For any log function, you can use both sides of the equation as exponents for the base of the logarithm.

Spoiler for An Example:

In the case ln(x)< x^2, it would look something like e^ln(x) > e^x^2, solve as far as you can go or as far as the teacher wants.

[Nickzdabomb]

I'm sorry, but I am still confused...what does that tell us? And your equation doesn't seem to be true...?

[EricH]

Quote:

Originally Posted by Nickzdabomb

And your equation doesn't seem to be true...?

It's not an equation, and neither is yours. They're both inequalities.
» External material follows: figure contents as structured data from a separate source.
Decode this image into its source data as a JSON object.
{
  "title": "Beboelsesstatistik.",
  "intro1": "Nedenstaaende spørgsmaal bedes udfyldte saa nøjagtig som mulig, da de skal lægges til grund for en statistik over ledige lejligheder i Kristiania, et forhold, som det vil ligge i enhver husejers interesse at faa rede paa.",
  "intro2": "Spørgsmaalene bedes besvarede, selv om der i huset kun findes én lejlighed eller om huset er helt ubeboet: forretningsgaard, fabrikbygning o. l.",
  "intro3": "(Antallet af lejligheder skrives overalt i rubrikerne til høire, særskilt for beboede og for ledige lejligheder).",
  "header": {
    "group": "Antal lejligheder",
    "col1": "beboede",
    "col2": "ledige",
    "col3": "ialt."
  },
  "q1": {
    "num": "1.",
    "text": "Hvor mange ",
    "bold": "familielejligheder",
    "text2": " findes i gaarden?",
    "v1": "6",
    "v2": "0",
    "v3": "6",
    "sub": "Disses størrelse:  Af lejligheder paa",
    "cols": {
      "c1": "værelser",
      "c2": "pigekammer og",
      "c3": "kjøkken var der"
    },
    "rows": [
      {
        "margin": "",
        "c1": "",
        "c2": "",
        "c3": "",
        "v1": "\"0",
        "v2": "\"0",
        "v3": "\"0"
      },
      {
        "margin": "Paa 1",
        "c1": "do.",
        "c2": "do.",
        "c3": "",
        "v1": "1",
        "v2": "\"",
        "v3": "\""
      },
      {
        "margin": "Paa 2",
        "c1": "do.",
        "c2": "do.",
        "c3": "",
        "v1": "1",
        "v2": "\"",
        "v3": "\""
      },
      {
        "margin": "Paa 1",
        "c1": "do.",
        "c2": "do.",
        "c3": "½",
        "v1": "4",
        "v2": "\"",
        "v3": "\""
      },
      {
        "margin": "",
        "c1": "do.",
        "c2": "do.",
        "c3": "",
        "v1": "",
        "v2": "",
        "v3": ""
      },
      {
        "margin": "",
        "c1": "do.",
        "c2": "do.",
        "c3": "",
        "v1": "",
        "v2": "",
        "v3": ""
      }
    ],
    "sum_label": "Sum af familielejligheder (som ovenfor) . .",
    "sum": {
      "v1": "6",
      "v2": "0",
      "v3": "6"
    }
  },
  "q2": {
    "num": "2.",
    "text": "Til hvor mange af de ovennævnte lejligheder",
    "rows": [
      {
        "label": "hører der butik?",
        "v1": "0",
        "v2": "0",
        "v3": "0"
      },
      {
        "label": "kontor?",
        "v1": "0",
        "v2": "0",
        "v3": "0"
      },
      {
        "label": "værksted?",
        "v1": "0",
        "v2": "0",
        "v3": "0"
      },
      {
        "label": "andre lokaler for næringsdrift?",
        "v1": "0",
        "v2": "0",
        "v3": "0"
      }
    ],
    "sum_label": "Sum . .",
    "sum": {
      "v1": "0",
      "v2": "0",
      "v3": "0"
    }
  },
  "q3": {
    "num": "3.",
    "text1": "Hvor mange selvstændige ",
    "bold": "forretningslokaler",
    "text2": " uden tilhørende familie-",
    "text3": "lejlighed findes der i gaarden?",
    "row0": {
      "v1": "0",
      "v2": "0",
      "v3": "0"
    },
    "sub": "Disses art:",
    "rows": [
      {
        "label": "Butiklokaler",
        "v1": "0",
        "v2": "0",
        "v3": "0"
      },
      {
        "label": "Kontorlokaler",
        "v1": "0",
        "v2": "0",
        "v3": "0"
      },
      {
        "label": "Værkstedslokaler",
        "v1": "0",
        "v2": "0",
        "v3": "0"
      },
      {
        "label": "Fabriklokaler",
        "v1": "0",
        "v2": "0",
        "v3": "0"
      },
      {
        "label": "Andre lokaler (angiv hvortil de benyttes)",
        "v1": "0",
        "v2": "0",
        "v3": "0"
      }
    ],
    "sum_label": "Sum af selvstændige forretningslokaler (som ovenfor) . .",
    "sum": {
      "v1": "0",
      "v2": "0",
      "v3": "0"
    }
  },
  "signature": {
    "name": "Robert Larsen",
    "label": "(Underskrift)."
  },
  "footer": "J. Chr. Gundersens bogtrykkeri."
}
Now, e^ln (anything) = anything. If you haven't been taught that yet, then you should have been. So, e^ln (x) = x. You get x > whatever you've set ln(x) greater than.

Your original equation (if it can be called that) reads, "ln x> cube root of x", or, ln(x) > x^1/3. Now, e^ln(x)>e^x^1/3.

If that was an equation, then it can be solved. (It does seem to be a difficult one, or maybe I'm just a bit rusty.)

[ManicMechanic]

I'm assuming that you're working with an inequality, not an equation.

I got a numerical approximation by graphing y = ln x and y = x^1/3 superimposing those 2 graphs on the same grid. Where the ln x graph is above the x^1/3 graph, the x values for that region are the solution to the inequality ln x > x^1/3

If it really is an equation, look for the point of intersection of the 2 graphs.

A graphing calculator can give a pretty good approximation.

[maggiodd]

Not every equation can be solved algebraically. I suspect you can't solve this for x, but haven't played with it enough.

As previously suggested, you can get a numerical estimate as follows:
You have f(x)>g(x). Try graphing f(x)-g(x) and look for where the graph is above the x-axis. This portion of the graph is where f(x)>g(x). The x-intercept is where ln(x) = cuberoot(x). A graphing calculator can estimate that x-intercept.

Hope that helps.
Dan